Setelah Syekh Maulana Malik Ibrahim wafat, maka Sunan Ampel diangkat sebagai sesepuh Walisongo, sebagai Mufti atau pemimpin agama Islam se Tanah Jawa.
Beberapa murid dan putra Sunan Ampel sendiri juga menjadi anggota Walisongo, mereka adalah:
Raden Patah atau Sunan Kota memang pernah menjadi anggota Walisongo menggantikan kedudukan salah seorang wali yang meninggal dunia.
Dengan diangkatnya Sunan Ampel sebagai sesepuh maka para wali lain tunduk patuh kepada kata-katanya. Termasuk fatwa beliau dalam memutuskan peperangan dengan pihak Majapahit.
Para wali yang lebih muda menginginkan agar tahta Majapahit direbut dalam tempo secepat-cepatnya. Tetapi Sunan Ampel berpendapat bahwa masalah tahta Majapahit tidak perlu diserang secara langsung, karena kerajaan besar itu sesungguhnya sudah keropos dari dalam.
Tak usah diserang oleh Demak Bintoro pun sebenarnya Majapahit akan segera runtuh.
Para wali yang lebih muda menganggap Sunan Ampel telah lamban dalam memberikan nasehat kepada Raden Patah.
"Mengapa Ramanda berpendapat demikian?"
tanya Raden Patah terhitung menantunya sendiri.
"Karena aku tidak ingin di kemudian hari ada orang menuduh Raja Demak Bintoro yang masih putra Majapahit Prabu Kertabumi telah berlaku durhaka yaitu berani menyerang ayahandanya sendiri", jawab Sunan Ampel dengan tenang.
"Lalu apa yang harus saya lakukan?" tanya Raden Patah kembali.
"Kau harus sabar menunggu sembari menyusun kekuatan," ujar Sunan Ampel.
"Tak lama lagi Majapahit akan runtuh dari dalam.
Diserang adipati lain.
Pada saat itulah kau berhak merebut hak warismu selaku putra Prabu Kertabumi".
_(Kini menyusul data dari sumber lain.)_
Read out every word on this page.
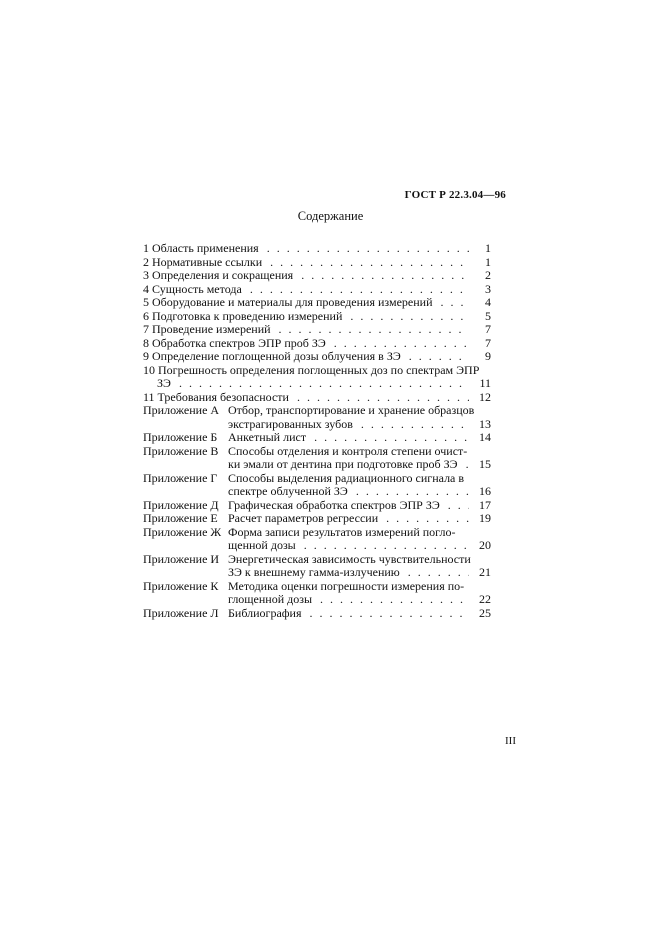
ГОСТ Р 22.3.04—96
Содержание
1 Область применения . . .	1
2 Нормативные ссылки . . .	1
3 Определения и сокращения . . .	2
4 Сущность метода . . .	3
5 Оборудование и материалы для проведения измерений . . .	4
6 Подготовка к проведению измерений . . .	5
7 Проведение измерений . . .	7
8 Обработка спектров ЭПР проб ЗЭ . . .	7
9 Определение поглощенной дозы облучения в ЗЭ . . .	9
10 Погрешность определения поглощенных доз по спектрам ЭПР
ЗЭ . . .	11
11 Требования безопасности . . .	12
Приложение А Отбор, транспортирование и хранение образцов
экстрагированных зубов . . .	13
Приложение Б Анкетный лист . . .	14
Приложение В Способы отделения и контроля степени очист-
ки эмали от дентина при подготовке проб ЗЭ . . .	15
Приложение Г Способы выделения радиационного сигнала в
спектре облученной ЗЭ . . .	16
Приложение Д Графическая обработка спектров ЭПР ЗЭ . . .	17
Приложение Е Расчет параметров регрессии . . .	19
Приложение Ж Форма записи результатов измерений погло-
щенной дозы . . .	20
Приложение И Энергетическая зависимость чувствительности
ЗЭ к внешнему гамма-излучению . . .	21
Приложение К Методика оценки погрешности измерения по-
глощенной дозы . . .	22
Приложение Л Библиография . . .	25
III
"Majapahit diserang adipati lain?
Apakah saya tidak berkewajiban membelanya?"
tanya Raden Patah.
"Inilah ketentuan Tuhan," sahut Sunan Ampel.
"Waktu kejadiannya masih dirahasiakan. Aku sendiri tidak tahu persis kapankah peristiwa itu akan berlangsung.
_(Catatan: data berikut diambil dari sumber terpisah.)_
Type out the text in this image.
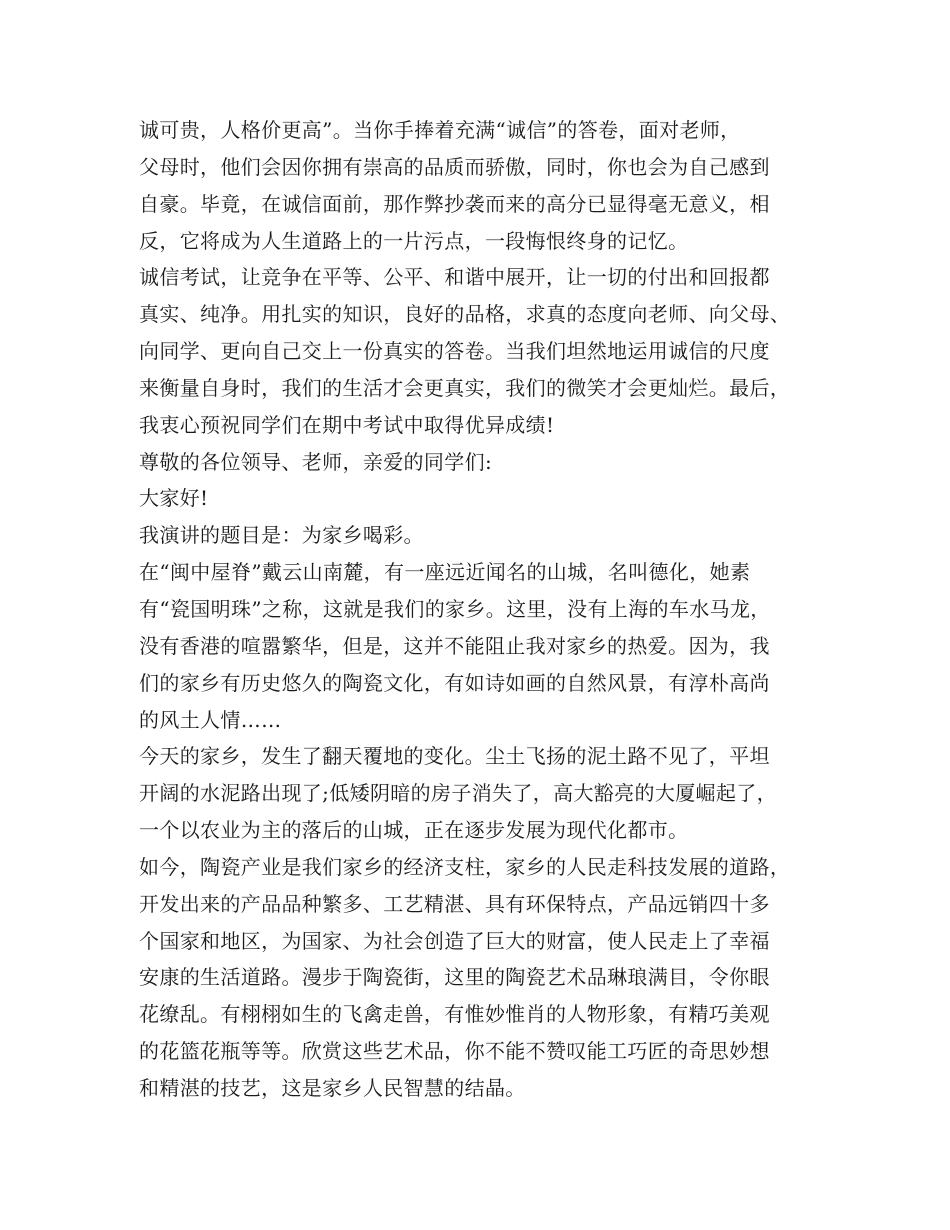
诚可贵，人格价更高”。当你手捧着充满“诚信”的答卷，面对老师，
父母时，他们会因你拥有崇高的品质而骄傲，同时，你也会为自己感到
自豪。毕竟，在诚信面前，那作弊抄袭而来的高分已显得毫无意义，相
反，它将成为人生道路上的一片污点，一段悔恨终身的记忆。
诚信考试，让竞争在平等、公平、和谐中展开，让一切的付出和回报都
真实、纯净。用扎实的知识，良好的品格，求真的态度向老师、向父母、
向同学、更向自己交上一份真实的答卷。当我们坦然地运用诚信的尺度
来衡量自身时，我们的生活才会更真实，我们的微笑才会更灿烂。最后，
我衷心预祝同学们在期中考试中取得优异成绩!
尊敬的各位领导、老师，亲爱的同学们:
大家好!
我演讲的题目是：为家乡喝彩。
在“闽中屋脊”戴云山南麓，有一座远近闻名的山城，名叫德化，她素
有“瓷国明珠”之称，这就是我们的家乡。这里，没有上海的车水马龙，
没有香港的喧嚣繁华，但是，这并不能阻止我对家乡的热爱。因为，我
们的家乡有历史悠久的陶瓷文化，有如诗如画的自然风景，有淳朴高尚
的风土人情……
今天的家乡，发生了翻天覆地的变化。尘土飞扬的泥土路不见了，平坦
开阔的水泥路出现了;低矮阴暗的房子消失了，高大豁亮的大厦崛起了，
一个以农业为主的落后的山城，正在逐步发展为现代化都市。
如今，陶瓷产业是我们家乡的经济支柱，家乡的人民走科技发展的道路，
开发出来的产品品种繁多、工艺精湛、具有环保特点，产品远销四十多
个国家和地区，为国家、为社会创造了巨大的财富，使人民走上了幸福
安康的生活道路。漫步于陶瓷街，这里的陶瓷艺术品琳琅满目，令你眼
花缭乱。有栩栩如生的飞禽走兽，有惟妙惟肖的人物形象，有精巧美观
的花篮花瓶等等。欣赏这些艺术品，你不能不赞叹能工巧匠的奇思妙想
和精湛的技艺，这是家乡人民智慧的结晶。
Yang jelas bukan kau adipati yang menyerang Majapahit itu", jawab Sunan Ampel.
Sunan Ampel adalah Penasehat Politik Demak Bintoro.
Sekaligus merangkap Pemimpin Walisongo atau Mufti Agama se-Tanah Jawa.
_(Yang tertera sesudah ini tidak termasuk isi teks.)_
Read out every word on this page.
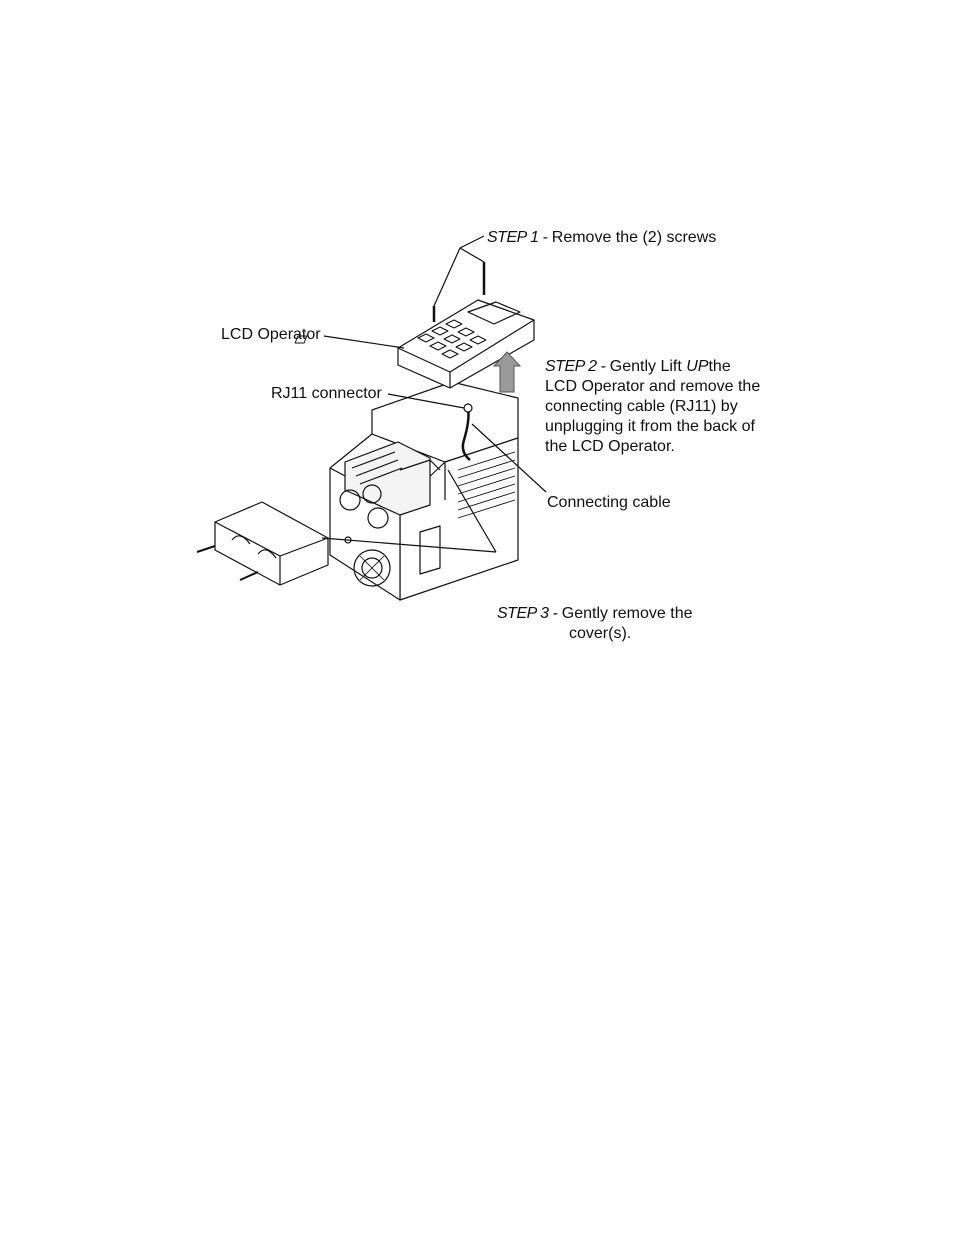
STEP 1 - Remove the (2) screws
LCD Operator
RJ11 connector
STEP 2 - Gently Lift UPthe
LCD Operator and remove the
connecting cable (RJ11) by
unplugging it from the back of
the LCD Operator.
Connecting cable
STEP 3 - Gently remove the
cover(s).
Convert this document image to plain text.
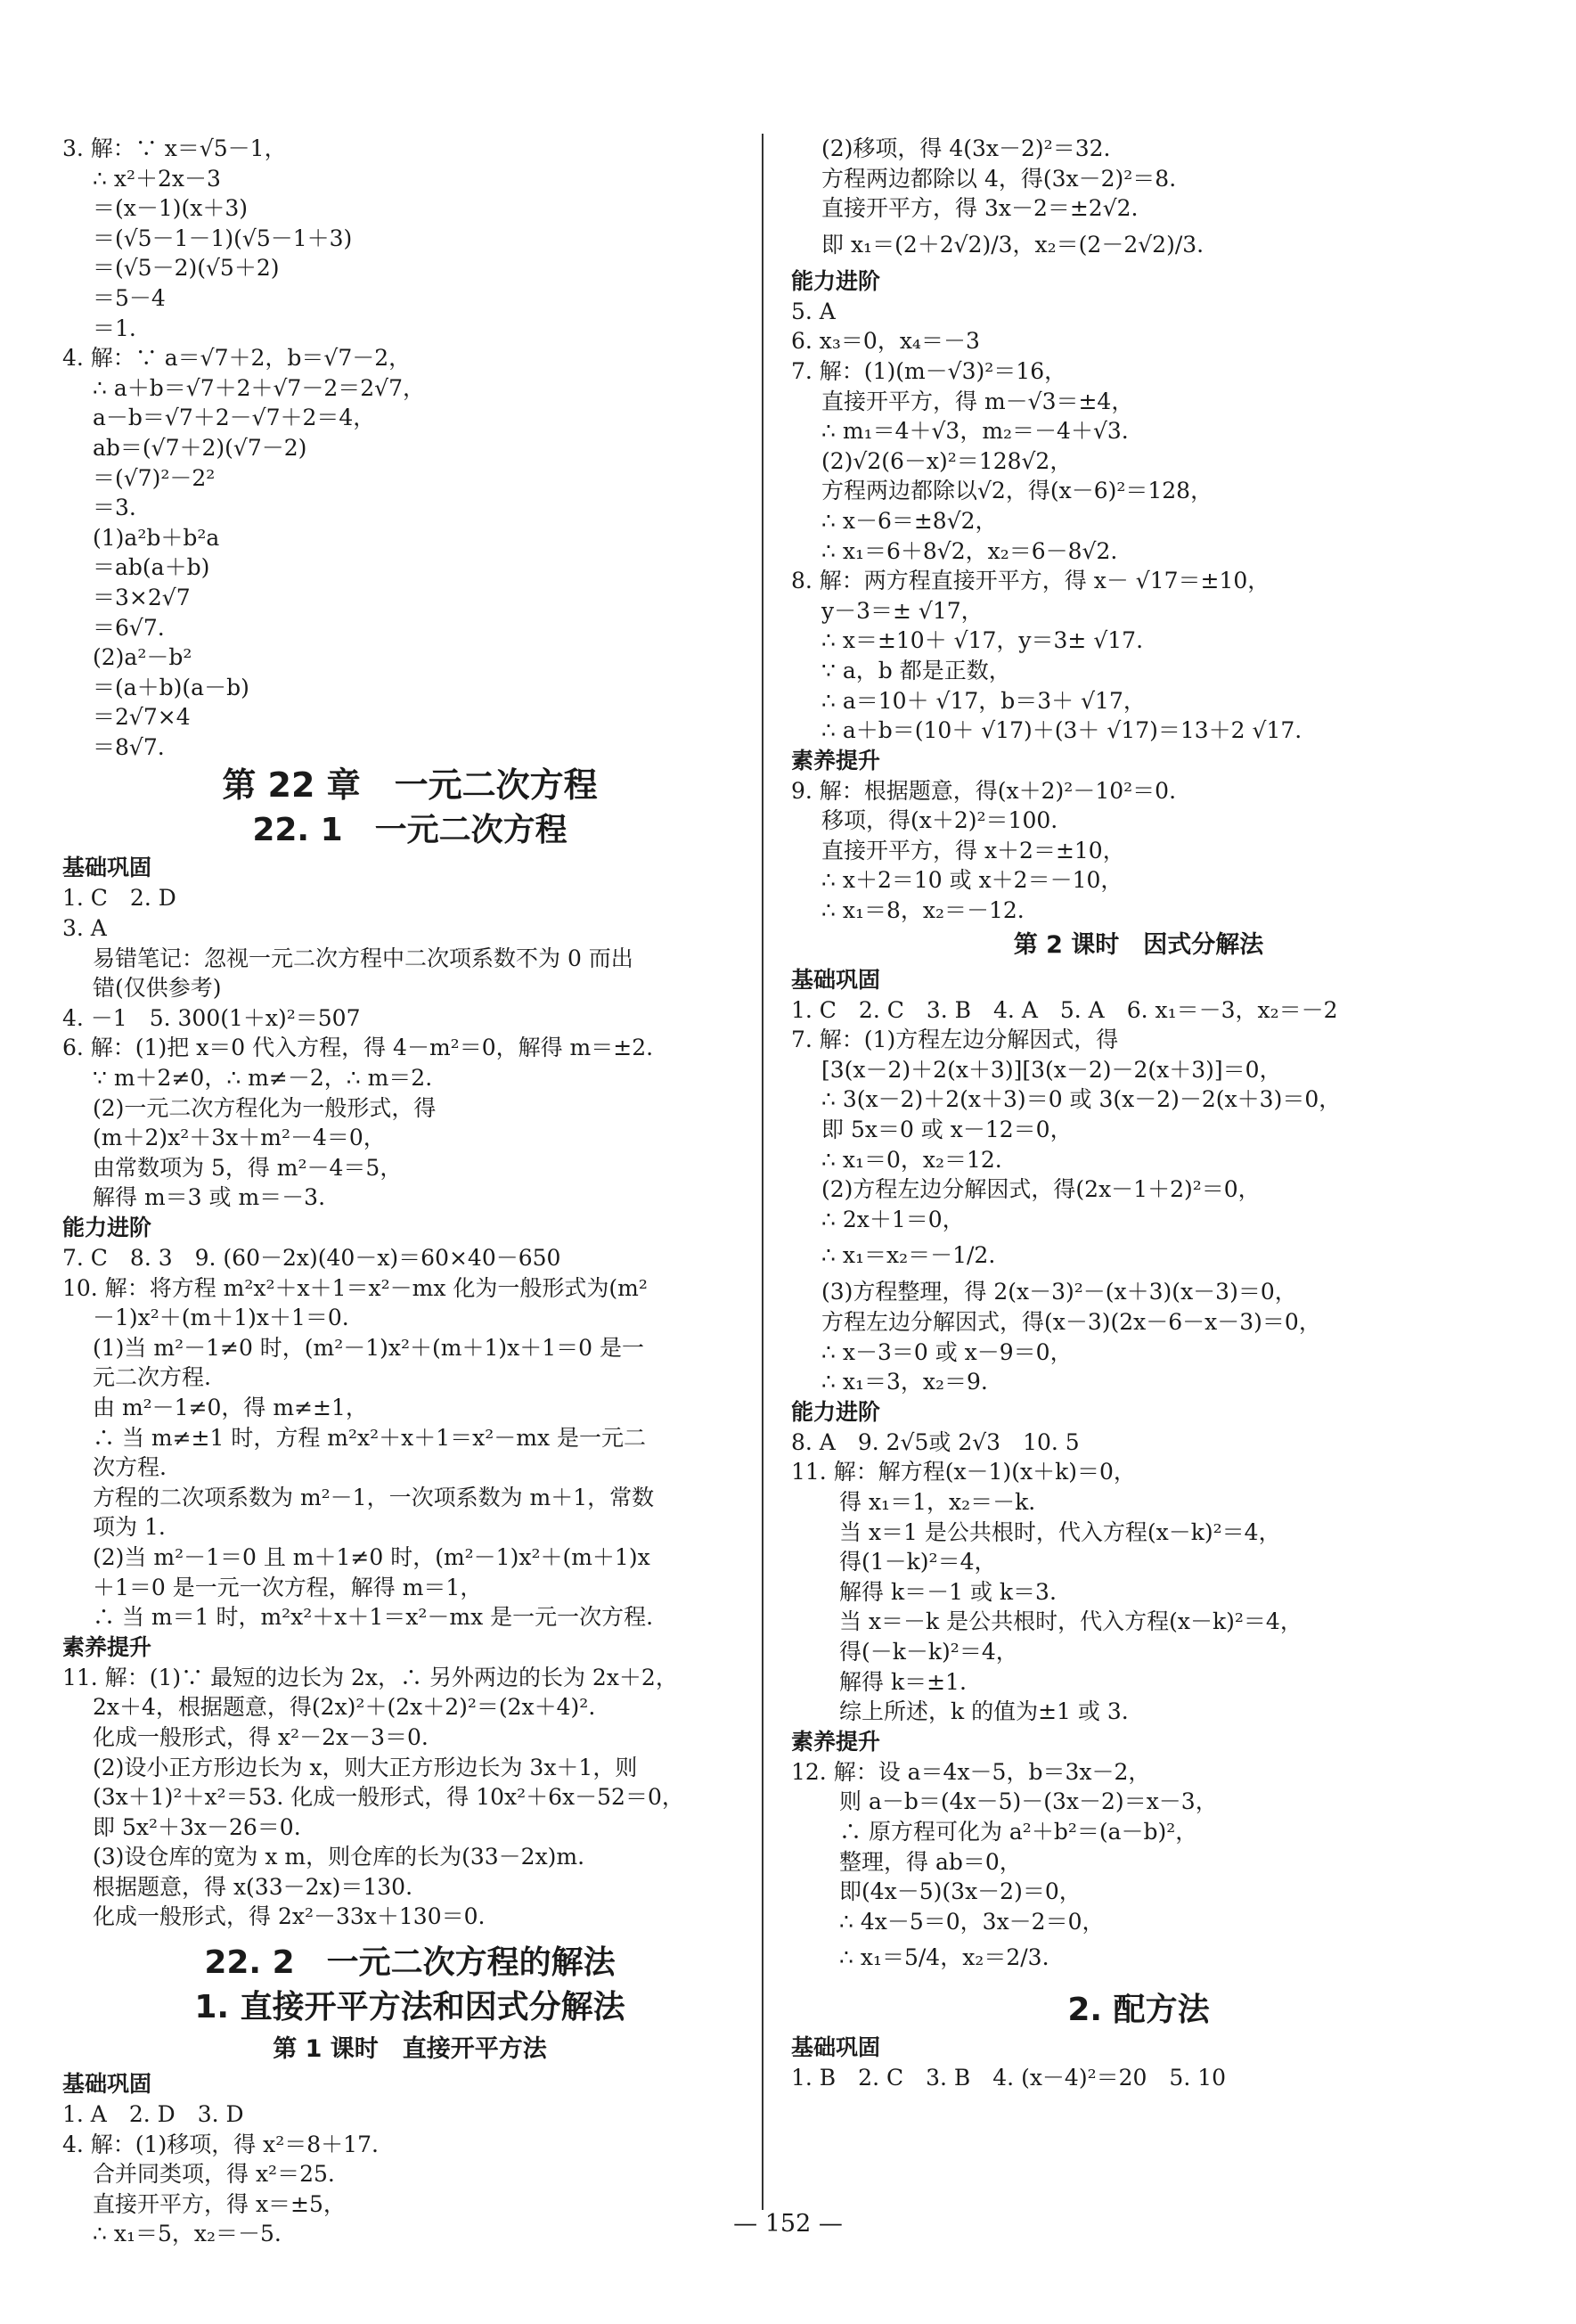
3. 解：∵ x＝√5－1，
∴ x²＋2x－3
＝(x－1)(x＋3)
＝(√5－1－1)(√5－1＋3)
＝(√5－2)(√5＋2)
＝5－4
＝1.
4. 解：∵ a＝√7＋2，b＝√7－2，
∴ a＋b＝√7＋2＋√7－2＝2√7，
a－b＝√7＋2－√7＋2＝4，
ab＝(√7＋2)(√7－2)
＝(√7)²－2²
＝3.
(1)a²b＋b²a
＝ab(a＋b)
＝3×2√7
＝6√7.
(2)a²－b²
＝(a＋b)(a－b)
＝2√7×4
＝8√7.
第 22 章　一元二次方程
22. 1　一元二次方程
基础巩固
1. C　2. D
3. A
易错笔记：忽视一元二次方程中二次项系数不为 0 而出
错(仅供参考)
4. －1　5. 300(1＋x)²＝507
6. 解：(1)把 x＝0 代入方程，得 4－m²＝0，解得 m＝±2.
∵ m＋2≠0，∴ m≠－2，∴ m＝2.
(2)一元二次方程化为一般形式，得
(m＋2)x²＋3x＋m²－4＝0，
由常数项为 5，得 m²－4＝5，
解得 m＝3 或 m＝－3.
能力进阶
7. C　8. 3　9. (60－2x)(40－x)＝60×40－650
10. 解：将方程 m²x²＋x＋1＝x²－mx 化为一般形式为(m²
－1)x²＋(m＋1)x＋1＝0.
(1)当 m²－1≠0 时，(m²－1)x²＋(m＋1)x＋1＝0 是一
元二次方程.
由 m²－1≠0，得 m≠±1，
∴ 当 m≠±1 时，方程 m²x²＋x＋1＝x²－mx 是一元二
次方程.
方程的二次项系数为 m²－1，一次项系数为 m＋1，常数
项为 1.
(2)当 m²－1＝0 且 m＋1≠0 时，(m²－1)x²＋(m＋1)x
＋1＝0 是一元一次方程，解得 m＝1，
∴ 当 m＝1 时，m²x²＋x＋1＝x²－mx 是一元一次方程.
素养提升
11. 解：(1)∵ 最短的边长为 2x，∴ 另外两边的长为 2x＋2，
2x＋4，根据题意，得(2x)²＋(2x＋2)²＝(2x＋4)².
化成一般形式，得 x²－2x－3＝0.
(2)设小正方形边长为 x，则大正方形边长为 3x＋1，则
(3x＋1)²＋x²＝53. 化成一般形式，得 10x²＋6x－52＝0，
即 5x²＋3x－26＝0.
(3)设仓库的宽为 x m，则仓库的长为(33－2x)m.
根据题意，得 x(33－2x)＝130.
化成一般形式，得 2x²－33x＋130＝0.
22. 2　一元二次方程的解法
1. 直接开平方法和因式分解法
第 1 课时　直接开平方法
基础巩固
1. A　2. D　3. D
4. 解：(1)移项，得 x²＝8＋17.
合并同类项，得 x²＝25.
直接开平方，得 x＝±5，
∴ x₁＝5，x₂＝－5.
(2)移项，得 4(3x－2)²＝32.
方程两边都除以 4，得(3x－2)²＝8.
直接开平方，得 3x－2＝±2√2.
即 x₁＝(2＋2√2)/3，x₂＝(2－2√2)/3.
能力进阶
5. A
6. x₃＝0，x₄＝－3
7. 解：(1)(m－√3)²＝16，
直接开平方，得 m－√3＝±4，
∴ m₁＝4＋√3，m₂＝－4＋√3.
(2)√2(6－x)²＝128√2，
方程两边都除以√2，得(x－6)²＝128，
∴ x－6＝±8√2，
∴ x₁＝6＋8√2，x₂＝6－8√2.
8. 解：两方程直接开平方，得 x－ √17＝±10，
y－3＝± √17，
∴ x＝±10＋ √17，y＝3± √17.
∵ a，b 都是正数，
∴ a＝10＋ √17，b＝3＋ √17，
∴ a＋b＝(10＋ √17)＋(3＋ √17)＝13＋2 √17.
素养提升
9. 解：根据题意，得(x＋2)²－10²＝0.
移项，得(x＋2)²＝100.
直接开平方，得 x＋2＝±10，
∴ x＋2＝10 或 x＋2＝－10，
∴ x₁＝8，x₂＝－12.
第 2 课时　因式分解法
基础巩固
1. C　2. C　3. B　4. A　5. A　6. x₁＝－3，x₂＝－2
7. 解：(1)方程左边分解因式，得
[3(x－2)＋2(x＋3)][3(x－2)－2(x＋3)]＝0，
∴ 3(x－2)＋2(x＋3)＝0 或 3(x－2)－2(x＋3)＝0，
即 5x＝0 或 x－12＝0，
∴ x₁＝0，x₂＝12.
(2)方程左边分解因式，得(2x－1＋2)²＝0，
∴ 2x＋1＝0，
∴ x₁＝x₂＝－1/2.
(3)方程整理，得 2(x－3)²－(x＋3)(x－3)＝0，
方程左边分解因式，得(x－3)(2x－6－x－3)＝0，
∴ x－3＝0 或 x－9＝0，
∴ x₁＝3，x₂＝9.
能力进阶
8. A　9. 2√5或 2√3　10. 5
11. 解：解方程(x－1)(x＋k)＝0，
得 x₁＝1，x₂＝－k.
当 x＝1 是公共根时，代入方程(x－k)²＝4，
得(1－k)²＝4，
解得 k＝－1 或 k＝3.
当 x＝－k 是公共根时，代入方程(x－k)²＝4，
得(－k－k)²＝4，
解得 k＝±1.
综上所述，k 的值为±1 或 3.
素养提升
12. 解：设 a＝4x－5，b＝3x－2，
则 a－b＝(4x－5)－(3x－2)＝x－3，
∴ 原方程可化为 a²＋b²＝(a－b)²，
整理，得 ab＝0，
即(4x－5)(3x－2)＝0，
∴ 4x－5＝0，3x－2＝0，
∴ x₁＝5/4，x₂＝2/3.
2. 配方法
基础巩固
1. B　2. C　3. B　4. (x－4)²＝20　5. 10
— 152 —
Maka fatwanya dipatuhi banyak orang. Kekuatiran Sunan Ampel tersebut memang terbukti.
Di kemudian hari ternyata ada orang-orang pembenci Islam memutarbalikkan fakta sejarah.
Mereka menuliskan bahwa Majapahit jatuh diserang oleh kerajaan Demak Bintoro yang Rajanya adalah putra Raja Majapahit sendiri.
Dengan demikian Raden Patah dianggap sebagai Anak Durhaka.
Ini dapat anda lihat di dalam Serat Darmo Gandul maupun sejarah yang ditulis para Sarjana yang membenci Islam.
Raden Patah dan para wali lainnya akhirnya tunduk patuh pada fatwa Sunan Ampel.
Tibalah saatnya Sunan Ampel wafat pada tahun 1478.
Sunan Kalijaga diangkat sebagai penasehat bagian politik Demak.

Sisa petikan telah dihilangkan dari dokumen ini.